第18回三段リーグ。私は25歳になり、最後のリーグを迎えていた。三段になったのは20歳の時、それから5年の間には、何度かチャンスはあったのだが、あと一歩の所で届かなかった。リーグ6期目(3年)を過ぎた辺りから、希望はどんどん萎んでいき、諦めの気持ちが大きくなっていた。将来の不安はいつも持っていた。これまで将棋以外の事は何もして来ていない。将棋を辞めたら、自分は一体どうなってしまうのだろうかと。

不安を捨てたのは25歳の時、退会があと1年に迫った時だった。奨励会での経験は、たとえ将棋を辞めても、将来自分にとって必ず生きるはず。もう駄目になった後の事を考えるのはよそう。あと1年、最後まで頑張って見よう、と。その時から、将来の事は考えなくなった。年齢制限は恐怖ではあったが、ある意味私に開き直りのきっかけを与えてくれた。

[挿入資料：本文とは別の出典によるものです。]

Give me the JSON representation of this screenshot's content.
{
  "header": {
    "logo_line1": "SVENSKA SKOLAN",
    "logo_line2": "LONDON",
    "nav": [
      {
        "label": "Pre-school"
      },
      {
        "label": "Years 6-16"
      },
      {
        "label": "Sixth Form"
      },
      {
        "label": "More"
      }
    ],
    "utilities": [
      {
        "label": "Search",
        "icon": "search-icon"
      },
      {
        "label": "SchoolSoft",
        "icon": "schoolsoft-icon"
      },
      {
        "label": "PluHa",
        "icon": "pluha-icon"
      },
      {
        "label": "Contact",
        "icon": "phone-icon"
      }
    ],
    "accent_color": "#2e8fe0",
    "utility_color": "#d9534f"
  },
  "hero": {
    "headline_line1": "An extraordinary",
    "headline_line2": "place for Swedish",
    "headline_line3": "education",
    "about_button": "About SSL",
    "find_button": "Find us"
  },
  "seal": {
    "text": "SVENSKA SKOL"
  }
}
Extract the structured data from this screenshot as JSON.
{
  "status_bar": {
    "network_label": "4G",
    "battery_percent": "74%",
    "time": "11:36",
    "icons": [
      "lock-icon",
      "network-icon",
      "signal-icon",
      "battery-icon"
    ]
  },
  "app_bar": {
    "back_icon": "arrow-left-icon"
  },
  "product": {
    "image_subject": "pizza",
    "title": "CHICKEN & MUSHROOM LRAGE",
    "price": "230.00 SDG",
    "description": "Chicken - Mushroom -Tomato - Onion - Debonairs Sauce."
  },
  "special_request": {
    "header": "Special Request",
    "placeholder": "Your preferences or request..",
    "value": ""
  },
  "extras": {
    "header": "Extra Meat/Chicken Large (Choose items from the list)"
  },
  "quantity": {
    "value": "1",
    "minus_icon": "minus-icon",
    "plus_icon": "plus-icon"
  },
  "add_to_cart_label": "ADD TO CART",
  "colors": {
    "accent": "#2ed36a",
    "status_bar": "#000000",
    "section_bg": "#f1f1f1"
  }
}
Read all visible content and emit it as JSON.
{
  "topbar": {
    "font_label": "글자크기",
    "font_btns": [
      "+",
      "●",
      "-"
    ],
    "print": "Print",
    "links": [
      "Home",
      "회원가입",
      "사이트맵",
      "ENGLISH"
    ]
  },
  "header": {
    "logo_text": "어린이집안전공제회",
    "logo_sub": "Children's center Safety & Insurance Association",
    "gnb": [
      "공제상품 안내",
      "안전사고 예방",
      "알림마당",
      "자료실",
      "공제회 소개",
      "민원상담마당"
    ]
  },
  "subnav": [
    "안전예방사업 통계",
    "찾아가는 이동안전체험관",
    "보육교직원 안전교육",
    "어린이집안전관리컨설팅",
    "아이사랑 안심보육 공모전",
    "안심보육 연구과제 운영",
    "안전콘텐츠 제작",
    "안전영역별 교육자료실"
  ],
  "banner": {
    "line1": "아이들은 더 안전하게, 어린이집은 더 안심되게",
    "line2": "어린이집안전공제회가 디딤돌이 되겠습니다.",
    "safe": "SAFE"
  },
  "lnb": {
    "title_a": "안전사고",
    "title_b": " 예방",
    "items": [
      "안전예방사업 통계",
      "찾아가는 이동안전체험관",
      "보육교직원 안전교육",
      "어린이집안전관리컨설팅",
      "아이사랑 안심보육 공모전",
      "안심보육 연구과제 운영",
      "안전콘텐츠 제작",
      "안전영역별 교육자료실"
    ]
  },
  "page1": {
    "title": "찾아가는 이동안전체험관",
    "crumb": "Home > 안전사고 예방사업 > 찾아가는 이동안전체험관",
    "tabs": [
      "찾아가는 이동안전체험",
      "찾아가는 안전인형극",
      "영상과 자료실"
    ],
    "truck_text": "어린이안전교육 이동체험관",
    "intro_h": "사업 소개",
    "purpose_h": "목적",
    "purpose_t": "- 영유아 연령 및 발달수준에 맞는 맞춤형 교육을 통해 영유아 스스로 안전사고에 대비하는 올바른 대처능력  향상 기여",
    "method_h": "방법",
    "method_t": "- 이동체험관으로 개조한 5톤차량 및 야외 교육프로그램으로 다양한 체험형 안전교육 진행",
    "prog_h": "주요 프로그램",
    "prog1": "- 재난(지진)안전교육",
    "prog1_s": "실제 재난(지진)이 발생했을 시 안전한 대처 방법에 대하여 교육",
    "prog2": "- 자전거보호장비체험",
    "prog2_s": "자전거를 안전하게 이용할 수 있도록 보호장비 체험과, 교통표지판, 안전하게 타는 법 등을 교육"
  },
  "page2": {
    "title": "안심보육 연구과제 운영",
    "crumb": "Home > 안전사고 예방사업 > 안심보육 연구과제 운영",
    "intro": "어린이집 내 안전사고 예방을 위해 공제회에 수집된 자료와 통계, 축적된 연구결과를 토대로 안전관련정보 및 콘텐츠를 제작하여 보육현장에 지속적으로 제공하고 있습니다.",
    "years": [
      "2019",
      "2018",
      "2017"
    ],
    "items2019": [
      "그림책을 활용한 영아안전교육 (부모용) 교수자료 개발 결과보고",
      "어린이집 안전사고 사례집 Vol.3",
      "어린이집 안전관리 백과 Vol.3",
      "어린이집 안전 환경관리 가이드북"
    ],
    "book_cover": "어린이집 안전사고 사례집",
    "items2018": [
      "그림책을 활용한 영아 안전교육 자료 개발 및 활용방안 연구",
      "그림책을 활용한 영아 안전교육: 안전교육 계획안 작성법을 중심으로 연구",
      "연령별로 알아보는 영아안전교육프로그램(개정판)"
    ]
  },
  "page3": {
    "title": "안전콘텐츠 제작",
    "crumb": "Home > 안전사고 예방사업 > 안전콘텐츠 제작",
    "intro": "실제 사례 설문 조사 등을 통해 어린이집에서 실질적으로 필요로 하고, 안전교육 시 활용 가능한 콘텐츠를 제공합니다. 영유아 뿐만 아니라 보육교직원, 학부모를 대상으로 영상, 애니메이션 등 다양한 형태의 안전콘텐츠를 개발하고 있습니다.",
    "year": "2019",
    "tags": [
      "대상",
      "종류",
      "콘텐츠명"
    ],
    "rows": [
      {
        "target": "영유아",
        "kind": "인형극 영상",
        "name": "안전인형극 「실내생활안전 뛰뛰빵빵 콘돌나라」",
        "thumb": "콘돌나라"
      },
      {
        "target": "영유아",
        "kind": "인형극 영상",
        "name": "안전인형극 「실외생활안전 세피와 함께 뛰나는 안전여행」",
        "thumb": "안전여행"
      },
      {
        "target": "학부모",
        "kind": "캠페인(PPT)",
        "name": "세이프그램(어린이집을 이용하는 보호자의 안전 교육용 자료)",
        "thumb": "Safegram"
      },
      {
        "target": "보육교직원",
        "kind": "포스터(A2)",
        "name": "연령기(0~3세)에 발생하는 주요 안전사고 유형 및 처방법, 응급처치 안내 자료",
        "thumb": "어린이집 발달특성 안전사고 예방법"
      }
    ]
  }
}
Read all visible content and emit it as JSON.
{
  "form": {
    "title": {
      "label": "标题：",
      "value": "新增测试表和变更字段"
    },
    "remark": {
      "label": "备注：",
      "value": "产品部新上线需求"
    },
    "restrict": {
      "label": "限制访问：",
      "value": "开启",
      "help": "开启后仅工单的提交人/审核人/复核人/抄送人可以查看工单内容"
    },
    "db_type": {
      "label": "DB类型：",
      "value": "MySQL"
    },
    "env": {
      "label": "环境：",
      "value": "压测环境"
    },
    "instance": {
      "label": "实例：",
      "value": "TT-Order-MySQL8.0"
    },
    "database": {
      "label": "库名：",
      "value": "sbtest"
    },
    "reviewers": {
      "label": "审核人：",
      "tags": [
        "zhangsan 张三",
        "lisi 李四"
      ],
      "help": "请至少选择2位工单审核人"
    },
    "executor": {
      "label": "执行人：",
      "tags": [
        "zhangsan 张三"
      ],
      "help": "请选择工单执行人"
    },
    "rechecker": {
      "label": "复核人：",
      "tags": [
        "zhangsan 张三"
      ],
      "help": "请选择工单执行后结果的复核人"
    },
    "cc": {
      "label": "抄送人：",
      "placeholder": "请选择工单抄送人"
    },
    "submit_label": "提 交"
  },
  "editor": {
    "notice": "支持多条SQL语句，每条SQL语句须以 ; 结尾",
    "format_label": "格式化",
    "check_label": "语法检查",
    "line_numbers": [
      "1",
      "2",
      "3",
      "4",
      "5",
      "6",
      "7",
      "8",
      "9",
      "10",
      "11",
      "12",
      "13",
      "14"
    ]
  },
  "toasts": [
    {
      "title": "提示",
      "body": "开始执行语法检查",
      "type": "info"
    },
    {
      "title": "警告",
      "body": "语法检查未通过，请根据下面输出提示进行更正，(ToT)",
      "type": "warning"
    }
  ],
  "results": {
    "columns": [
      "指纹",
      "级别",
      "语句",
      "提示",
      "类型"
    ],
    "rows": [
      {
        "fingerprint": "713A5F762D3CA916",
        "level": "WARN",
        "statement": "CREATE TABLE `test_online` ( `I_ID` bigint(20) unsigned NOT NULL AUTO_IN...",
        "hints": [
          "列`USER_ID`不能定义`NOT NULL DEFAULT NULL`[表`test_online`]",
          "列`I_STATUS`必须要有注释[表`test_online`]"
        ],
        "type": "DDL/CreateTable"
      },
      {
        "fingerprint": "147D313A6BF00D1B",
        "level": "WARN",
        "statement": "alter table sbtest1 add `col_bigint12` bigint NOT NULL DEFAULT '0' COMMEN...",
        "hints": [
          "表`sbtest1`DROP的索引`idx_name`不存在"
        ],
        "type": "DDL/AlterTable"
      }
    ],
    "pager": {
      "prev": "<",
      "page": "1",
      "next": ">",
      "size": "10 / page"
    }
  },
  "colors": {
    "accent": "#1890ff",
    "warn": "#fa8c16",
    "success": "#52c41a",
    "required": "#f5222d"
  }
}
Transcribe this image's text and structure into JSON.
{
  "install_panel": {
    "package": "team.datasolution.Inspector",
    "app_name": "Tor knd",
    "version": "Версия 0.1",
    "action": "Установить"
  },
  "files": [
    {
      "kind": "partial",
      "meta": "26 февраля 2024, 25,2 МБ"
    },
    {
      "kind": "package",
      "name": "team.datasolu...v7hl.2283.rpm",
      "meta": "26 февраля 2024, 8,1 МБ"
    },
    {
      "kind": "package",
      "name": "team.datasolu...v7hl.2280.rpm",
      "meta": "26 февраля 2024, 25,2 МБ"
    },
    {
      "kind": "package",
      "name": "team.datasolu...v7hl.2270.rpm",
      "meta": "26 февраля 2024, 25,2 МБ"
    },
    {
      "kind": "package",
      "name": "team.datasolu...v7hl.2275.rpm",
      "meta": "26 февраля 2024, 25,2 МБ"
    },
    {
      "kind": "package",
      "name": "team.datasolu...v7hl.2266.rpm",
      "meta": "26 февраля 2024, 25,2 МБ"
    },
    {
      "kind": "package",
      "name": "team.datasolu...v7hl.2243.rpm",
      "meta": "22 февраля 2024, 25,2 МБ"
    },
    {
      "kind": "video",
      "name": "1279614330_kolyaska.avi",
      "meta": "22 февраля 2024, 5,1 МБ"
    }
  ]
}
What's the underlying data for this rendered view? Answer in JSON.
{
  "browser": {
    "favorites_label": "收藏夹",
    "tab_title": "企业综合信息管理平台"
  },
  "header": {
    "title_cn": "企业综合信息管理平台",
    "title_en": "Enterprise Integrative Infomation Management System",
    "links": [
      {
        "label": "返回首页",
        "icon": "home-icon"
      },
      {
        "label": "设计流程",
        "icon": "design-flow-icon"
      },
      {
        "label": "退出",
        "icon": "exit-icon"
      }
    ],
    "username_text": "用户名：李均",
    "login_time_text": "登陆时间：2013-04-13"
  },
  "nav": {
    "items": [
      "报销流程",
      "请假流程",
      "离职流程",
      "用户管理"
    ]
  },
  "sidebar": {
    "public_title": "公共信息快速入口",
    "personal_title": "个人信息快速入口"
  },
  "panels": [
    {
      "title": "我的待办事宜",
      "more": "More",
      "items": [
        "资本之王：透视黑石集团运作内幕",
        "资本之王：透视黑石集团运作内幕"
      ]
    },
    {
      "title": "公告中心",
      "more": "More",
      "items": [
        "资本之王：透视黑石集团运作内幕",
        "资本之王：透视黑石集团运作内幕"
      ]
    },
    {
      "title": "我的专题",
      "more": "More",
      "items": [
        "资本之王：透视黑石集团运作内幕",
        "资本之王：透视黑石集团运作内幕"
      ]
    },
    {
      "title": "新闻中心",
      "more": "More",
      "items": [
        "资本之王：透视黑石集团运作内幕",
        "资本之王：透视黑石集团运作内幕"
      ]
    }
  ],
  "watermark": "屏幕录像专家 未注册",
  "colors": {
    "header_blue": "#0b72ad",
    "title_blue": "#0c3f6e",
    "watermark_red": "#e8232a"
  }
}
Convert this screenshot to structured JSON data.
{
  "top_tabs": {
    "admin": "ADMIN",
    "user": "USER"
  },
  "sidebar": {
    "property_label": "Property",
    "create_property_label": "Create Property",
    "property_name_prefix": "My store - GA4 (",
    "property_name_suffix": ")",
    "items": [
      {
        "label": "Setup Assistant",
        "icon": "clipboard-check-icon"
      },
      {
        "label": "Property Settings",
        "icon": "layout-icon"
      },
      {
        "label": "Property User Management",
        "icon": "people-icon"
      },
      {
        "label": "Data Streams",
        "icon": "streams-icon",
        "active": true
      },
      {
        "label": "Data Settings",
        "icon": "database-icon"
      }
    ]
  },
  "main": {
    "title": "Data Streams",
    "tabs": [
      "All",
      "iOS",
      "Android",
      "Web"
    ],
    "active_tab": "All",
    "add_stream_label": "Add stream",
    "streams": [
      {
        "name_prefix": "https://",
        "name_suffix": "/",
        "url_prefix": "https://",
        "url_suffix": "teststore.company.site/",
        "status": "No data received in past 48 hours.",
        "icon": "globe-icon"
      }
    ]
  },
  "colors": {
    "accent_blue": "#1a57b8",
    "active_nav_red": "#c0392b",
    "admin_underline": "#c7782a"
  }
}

最後のリーグで、考えた事は2つ。まずは悔いの残らない将棋を指す事。最後は思い切りよく指そうと思った。もう1つは、相手の持ち時間を自分の時間にするという事。

三段リーグは、持ち時間が1時間半と短い。当時私は時間が無くなり逆転負けをする事が多かった。相手の持ち時間を自分の持ち時間と思って指せば、計算上、時間は倍に増える。相手が考えている間、ずっと緊張感を保っているのは結構しんどかったが、この作戦は成功した。

出だしは6勝2敗で、まずまずのスタートが切れた。しかし、そこから連敗し7勝5敗に。一旦気持ちが切れかけたが、なんとか踏ん張る。そこから4連勝し、再び昇級の目が出てくる。残り2局を残し、私は4番目に浮上していた。

(1) 堀口12-4 (2)野月12-4
(3) 藤内12-4 (4)中座11-5
(5) 今泉11-5 (6)木村10-6

昇段の可能性があるのは6名。この中の上位2名が昇段できる。4敗者が3名もいるため、たとえ自分が連勝しても、上がれる確率は低かった。一定の成績を取れば昇級できる二段までの規定とは違い、リーグ戦は他人の成績が自分に大きく影響してくる。自分がどんなに頑張ろうとも、人の成績を変えることは出来ない。

だが、とにかく自分が連勝しなければなんの意味もない話だ。

「2連勝すれば必ず上がれる」

そう信じることにした。対局日まで、他の事は一切考えなかった。